The Drug Controller General of India on Monday granted approval to a pharmaceutical company in Hyderabad to conduct clinical human trials of a potential vaccine for the coronavirus, NDTV reported. The first two phases of human trials for the vaccine, called Covaxin, are scheduled to start across the country in July.

It is the first indigenous vaccine to have received the drug regulator’s approval for trials.

Covaxin was developed by Bharat Biotech in collaboration with the Indian Council of Medical Research and the National Institute of Virology.

It is an inactivated vaccine created from a strain of the infectious SARS-CoV-2 virus. Inactivated vaccines use the killed version of the germ that causes a disease. It helps the immune system mount an antibody response towards virus.

Permission to conduct its clinical trial was granted after the company submitted results from pre-clinical studies of the vaccine, which demonstrated its safety and immune response.

“The collaboration with the ICMR and NIV was instrumental in the development of this vaccine,” Bharat Biotech Chairperson and Managing Director Dr Krishna Ella said, according to The Indian Express. “The proactive support and guidance from the Central Drugs Standard Control Organisation have enabled approvals to this project.”

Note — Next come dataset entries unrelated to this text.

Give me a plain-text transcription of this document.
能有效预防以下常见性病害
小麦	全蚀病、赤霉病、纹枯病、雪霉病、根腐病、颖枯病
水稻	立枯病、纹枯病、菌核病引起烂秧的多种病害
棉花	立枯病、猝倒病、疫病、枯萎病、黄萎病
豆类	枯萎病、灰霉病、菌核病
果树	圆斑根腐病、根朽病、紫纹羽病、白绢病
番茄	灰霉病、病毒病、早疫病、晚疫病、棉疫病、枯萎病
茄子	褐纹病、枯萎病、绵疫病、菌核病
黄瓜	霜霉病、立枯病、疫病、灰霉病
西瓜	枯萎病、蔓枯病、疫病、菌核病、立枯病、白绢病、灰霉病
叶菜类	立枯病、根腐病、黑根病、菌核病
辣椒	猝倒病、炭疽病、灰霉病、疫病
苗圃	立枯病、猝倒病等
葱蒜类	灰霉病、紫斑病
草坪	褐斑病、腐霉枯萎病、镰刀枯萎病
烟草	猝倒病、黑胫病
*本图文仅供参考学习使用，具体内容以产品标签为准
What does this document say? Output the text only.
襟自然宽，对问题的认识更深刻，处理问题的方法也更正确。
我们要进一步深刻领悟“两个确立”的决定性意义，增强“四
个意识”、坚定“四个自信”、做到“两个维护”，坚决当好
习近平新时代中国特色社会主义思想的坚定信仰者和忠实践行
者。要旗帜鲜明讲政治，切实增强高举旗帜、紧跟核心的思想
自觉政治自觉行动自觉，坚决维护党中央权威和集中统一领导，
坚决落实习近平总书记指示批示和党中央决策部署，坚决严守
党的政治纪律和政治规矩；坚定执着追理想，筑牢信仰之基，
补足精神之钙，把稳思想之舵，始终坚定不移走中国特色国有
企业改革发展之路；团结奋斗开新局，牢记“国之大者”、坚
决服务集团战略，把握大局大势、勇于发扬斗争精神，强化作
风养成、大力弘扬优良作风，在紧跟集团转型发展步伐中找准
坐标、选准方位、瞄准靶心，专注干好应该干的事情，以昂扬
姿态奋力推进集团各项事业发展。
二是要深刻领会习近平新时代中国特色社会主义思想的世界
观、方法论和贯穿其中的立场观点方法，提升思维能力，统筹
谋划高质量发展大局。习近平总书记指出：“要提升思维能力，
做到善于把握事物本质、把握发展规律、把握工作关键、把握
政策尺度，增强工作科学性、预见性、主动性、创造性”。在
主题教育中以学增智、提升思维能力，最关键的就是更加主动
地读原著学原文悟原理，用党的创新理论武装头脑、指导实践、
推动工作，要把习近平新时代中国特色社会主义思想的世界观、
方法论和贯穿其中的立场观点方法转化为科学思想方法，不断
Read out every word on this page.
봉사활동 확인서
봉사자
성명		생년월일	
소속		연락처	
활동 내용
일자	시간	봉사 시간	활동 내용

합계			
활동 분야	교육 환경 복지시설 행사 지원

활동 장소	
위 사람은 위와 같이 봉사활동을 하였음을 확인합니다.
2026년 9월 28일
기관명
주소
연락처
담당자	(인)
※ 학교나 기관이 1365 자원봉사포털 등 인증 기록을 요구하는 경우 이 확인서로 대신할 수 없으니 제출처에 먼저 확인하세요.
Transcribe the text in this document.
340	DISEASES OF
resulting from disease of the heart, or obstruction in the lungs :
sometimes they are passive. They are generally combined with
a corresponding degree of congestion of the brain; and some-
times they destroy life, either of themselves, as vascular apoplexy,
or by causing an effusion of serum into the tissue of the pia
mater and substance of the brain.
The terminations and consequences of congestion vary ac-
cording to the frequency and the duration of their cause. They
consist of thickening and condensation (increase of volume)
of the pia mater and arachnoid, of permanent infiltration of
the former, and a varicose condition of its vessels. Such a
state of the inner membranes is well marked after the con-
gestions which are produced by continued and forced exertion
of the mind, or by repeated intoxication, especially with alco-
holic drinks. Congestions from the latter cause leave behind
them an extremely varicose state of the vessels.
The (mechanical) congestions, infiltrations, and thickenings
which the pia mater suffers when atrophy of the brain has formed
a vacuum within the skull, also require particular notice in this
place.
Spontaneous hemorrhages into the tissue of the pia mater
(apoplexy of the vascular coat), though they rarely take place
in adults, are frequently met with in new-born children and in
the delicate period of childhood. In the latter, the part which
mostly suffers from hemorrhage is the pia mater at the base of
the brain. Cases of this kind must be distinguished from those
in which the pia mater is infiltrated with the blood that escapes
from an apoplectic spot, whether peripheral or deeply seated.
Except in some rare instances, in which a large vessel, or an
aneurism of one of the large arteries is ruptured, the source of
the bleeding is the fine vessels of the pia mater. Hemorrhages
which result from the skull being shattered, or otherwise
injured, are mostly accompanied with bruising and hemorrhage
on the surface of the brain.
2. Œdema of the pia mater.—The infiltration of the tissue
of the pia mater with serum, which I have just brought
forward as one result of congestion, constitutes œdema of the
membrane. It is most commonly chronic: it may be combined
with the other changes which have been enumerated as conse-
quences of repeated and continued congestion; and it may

Last week, the World Health Organization said the experimental vaccine AstraZeneca vaccine was probably the leading candidate and most advanced in terms of development, Reuters reported. The vaccine was developed by researchers at University of Oxford in United Kingdom and the British firm has already begun large-scale human trials for it.

In May, the NITI Aayog had said that 30 groups in the country were working on developing a vaccine against the coronavirus. Principal Scientific Advisor K Vijay Raghavan had said that India is on the right track to develop a vaccine. “There are about a total of 30 groups in India, big industry to individual academics, who are trying to develop vaccines, of around 20 are keeping a good pace,” Raghavan said.